Real higher ed not easy to find
The letter below was published in The Washington Times on Monday, March 18, 2019. It is followed by the link to a column titled “The ‘cowboy way’ under fire” which chronicles the fate of one western tradition under identity politics and political correctness. It also reports on The University of Wyoming’s new slogan “The World Needs More Cowboys.”
Gordon E. Finley, Ph.D.
https://www.researchgate.net/profile/Gordon_Finley
Real higher ed not easy to find
https://www.washingtontimes.com/news/2019/mar/18/letters-to-the-editor-real-higher-ed-not-easy-to-f/
If you are a coastal elite parent of progressive inclinations, there are a wide range of colleges and universities you can encourage your children to attend (“The ‘cowboy way’ under fire,” Web, March 17). If, however, you value a traditional liberal arts education and want your child to have one, you have a problem finding a non-ideological college or university that will provide it. Further, you need to think about whether you and your children want to incur substantial debt to turn out “social justice warriors.”

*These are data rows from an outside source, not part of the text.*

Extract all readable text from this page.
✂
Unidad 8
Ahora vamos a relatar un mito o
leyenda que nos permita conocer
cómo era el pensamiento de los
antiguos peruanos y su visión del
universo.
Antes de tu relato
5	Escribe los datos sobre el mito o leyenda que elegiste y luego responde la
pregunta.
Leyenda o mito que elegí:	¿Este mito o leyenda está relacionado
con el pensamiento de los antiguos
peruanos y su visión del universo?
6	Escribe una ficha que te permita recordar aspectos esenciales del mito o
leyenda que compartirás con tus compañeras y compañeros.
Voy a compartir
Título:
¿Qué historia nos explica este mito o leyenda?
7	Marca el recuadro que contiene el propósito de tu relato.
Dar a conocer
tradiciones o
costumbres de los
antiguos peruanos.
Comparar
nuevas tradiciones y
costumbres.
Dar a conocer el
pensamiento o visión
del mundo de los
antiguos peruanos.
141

Political socialization used to be both the domain and responsibility of parents. Today, however, political socialization has been outsourced from the family to both lower and higher institutions of education.
As both a father and a retired academic, I endorse the old adage that “You can lead a horse to water, but you can’t make it drink.” Nonetheless, for that sliver of parents who value self-reliance, grit and courage, a degree in “cowboy studies” may not make your children any worse off than a degree in “gender studies,” “race studies” or “victimology studies.”
GORDON E. FINLEY
Professor of psychology emeritus
Florida International University
Miami
The ‘cowboy way’ under fire
https://www.washingtontimes.com/news/2019/mar/17/the-cowboy-way-is-the-latest-target-of-political-c/
Increasingly wary of the unhelpful trouble caused by employing social justice warriors, companies in the UK would probably prefer a graduate in flower arranging to one in ‘gender studies’.